The Free Church was the first ecumenical church of this type in the country and in early years developed a range of activities for the community. From 1908 these included educational work such as “scouting, guiding and young people’s clubs”. More recent activities have been a drop-in meals service for a local school with counselling on offer, facilities for different language groups, and flower and crafts festivals. The Church has provided professionally trained doula support for the youngest and oldest in the community. So the Church and Hall provide for both the Church’s own activities and as a home for various community organisations, including a pre-school play group, youth and children’s activities, monthly concerts and major choral events, and a home for an orchestra. Church members assist in the running of Suburb and wider groups including sheltered housing for the elderly.
The first minister was the Revd. Dr. James Henry Rushbrooke MA (1910-1922) a Baptist who did much work in re-building the Baptist church in Rumania, Russia and elsewhere after the First World War. The Revd. William Major Scott MA, Congregationalist (1922-1931), was followed by the Revd. Frank Hewitt Ballard MA, also a Congregationalist (1933-1951), and by the Revd. J Stanley Andrews MA, a Baptist (1952-1960). The Revd, Peter Barraclough MA a Congregationalist who became a United Reformed Church Minister was the next minister (1961-1992), succeeded by the Revd. Tony Spring MA (1994-2004) from the United Reformed Church, and then by the Revd. Dr Ian Tutton MA, a Baptist, from 2005 to the present day. The Ministers, wives and families have contributed much of value to the Church and community.
As well as the Church, a Grade One listed building designed by Lutyens, within its curtilage is the Manse (home for the Minister and family, and Church Hall listed by LB Barnet .). The Hall was opened in 1925 by the Speaker of the House of Commons and the Suburb was visited by the Queen on this occasion. The Hall in its early days was the subject of a failed arson attempt by the Suffragettes, and in 1978 was badly damaged by fire in the middle of the night, the alarm being given by a neighbour’s dog.

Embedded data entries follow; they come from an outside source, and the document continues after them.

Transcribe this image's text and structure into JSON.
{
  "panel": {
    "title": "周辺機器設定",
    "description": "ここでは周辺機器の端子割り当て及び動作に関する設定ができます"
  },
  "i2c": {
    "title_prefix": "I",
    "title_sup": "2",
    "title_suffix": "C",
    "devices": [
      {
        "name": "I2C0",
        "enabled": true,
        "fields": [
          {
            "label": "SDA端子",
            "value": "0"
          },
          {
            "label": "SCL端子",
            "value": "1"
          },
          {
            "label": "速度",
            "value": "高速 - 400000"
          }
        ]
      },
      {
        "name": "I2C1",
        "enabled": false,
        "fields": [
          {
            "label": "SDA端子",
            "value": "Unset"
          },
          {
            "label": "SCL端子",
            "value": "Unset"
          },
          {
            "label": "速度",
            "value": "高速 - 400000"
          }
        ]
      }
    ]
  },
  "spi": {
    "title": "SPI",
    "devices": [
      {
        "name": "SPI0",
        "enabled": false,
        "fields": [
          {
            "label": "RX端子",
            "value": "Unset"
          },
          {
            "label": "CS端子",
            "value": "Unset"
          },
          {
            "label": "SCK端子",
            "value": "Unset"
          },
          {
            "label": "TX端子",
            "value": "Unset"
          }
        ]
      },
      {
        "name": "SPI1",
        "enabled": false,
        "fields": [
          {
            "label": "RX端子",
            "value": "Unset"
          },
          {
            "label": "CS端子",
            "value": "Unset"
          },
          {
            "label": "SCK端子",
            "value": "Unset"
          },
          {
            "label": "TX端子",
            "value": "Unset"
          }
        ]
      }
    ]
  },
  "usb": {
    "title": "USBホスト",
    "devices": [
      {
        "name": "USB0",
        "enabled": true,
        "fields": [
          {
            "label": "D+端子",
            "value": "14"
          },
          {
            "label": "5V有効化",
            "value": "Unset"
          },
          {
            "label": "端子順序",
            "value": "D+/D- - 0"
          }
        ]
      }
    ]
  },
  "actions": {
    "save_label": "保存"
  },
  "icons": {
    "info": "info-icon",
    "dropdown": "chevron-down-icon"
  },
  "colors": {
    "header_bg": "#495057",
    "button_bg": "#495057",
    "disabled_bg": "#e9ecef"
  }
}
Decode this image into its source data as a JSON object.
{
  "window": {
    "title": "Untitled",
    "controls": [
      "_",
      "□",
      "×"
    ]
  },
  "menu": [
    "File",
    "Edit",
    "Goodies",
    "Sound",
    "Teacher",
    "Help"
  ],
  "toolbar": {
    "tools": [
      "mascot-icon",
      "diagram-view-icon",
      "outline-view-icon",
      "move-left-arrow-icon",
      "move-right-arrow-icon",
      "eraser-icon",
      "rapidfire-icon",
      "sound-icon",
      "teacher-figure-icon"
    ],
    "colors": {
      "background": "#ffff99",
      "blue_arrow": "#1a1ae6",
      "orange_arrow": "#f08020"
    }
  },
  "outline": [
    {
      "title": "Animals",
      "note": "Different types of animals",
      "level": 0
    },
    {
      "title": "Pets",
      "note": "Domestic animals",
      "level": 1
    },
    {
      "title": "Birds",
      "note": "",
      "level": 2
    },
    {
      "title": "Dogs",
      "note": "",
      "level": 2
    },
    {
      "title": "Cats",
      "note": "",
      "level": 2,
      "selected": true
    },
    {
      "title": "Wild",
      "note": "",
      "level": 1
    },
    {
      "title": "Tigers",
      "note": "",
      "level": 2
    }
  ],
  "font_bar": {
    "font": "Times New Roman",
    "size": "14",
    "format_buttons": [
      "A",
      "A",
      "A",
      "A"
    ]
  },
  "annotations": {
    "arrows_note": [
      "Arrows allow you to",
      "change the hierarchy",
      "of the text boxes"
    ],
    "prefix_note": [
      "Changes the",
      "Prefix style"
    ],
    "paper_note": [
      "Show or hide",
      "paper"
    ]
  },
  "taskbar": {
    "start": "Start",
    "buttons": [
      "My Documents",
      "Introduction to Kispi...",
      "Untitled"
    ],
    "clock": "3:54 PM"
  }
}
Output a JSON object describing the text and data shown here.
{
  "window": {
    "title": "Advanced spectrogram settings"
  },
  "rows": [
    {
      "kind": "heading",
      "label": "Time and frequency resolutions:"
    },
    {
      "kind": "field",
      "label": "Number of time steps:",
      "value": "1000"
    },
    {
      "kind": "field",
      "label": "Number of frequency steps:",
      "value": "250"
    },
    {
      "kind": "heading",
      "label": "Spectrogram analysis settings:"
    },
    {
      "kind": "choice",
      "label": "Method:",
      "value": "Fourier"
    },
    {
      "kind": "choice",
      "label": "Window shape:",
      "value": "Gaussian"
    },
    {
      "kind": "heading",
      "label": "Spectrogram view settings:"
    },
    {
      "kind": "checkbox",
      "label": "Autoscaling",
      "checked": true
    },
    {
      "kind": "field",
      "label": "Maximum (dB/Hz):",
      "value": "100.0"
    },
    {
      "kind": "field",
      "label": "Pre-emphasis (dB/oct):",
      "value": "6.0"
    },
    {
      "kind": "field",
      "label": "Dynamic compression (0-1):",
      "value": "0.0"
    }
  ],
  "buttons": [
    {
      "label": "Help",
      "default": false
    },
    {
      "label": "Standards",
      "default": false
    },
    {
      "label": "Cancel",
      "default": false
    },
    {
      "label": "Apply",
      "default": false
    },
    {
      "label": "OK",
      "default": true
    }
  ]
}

While being closely associated with the Baptists and United Reformed Church, the Free Church is independent of all other organisations. The ethos of the Church is of toleration in a Christian religious setting. In early days the Church provided accommodation for Jewish meetings planning for a synagogue, and later unanimously agreed through Church meeting the use of the Church by the synagogue during refurbishment of their premises. The congregation and visitors are mixed by nationality and race and the Church welcomes all to activities and worship. The Church is twinned with the Eglise Reformee at Montrouge, Paris. A number of distinguished people have been members of the Free Church, including Prime Minister Harold Wilson and Mary Wilson.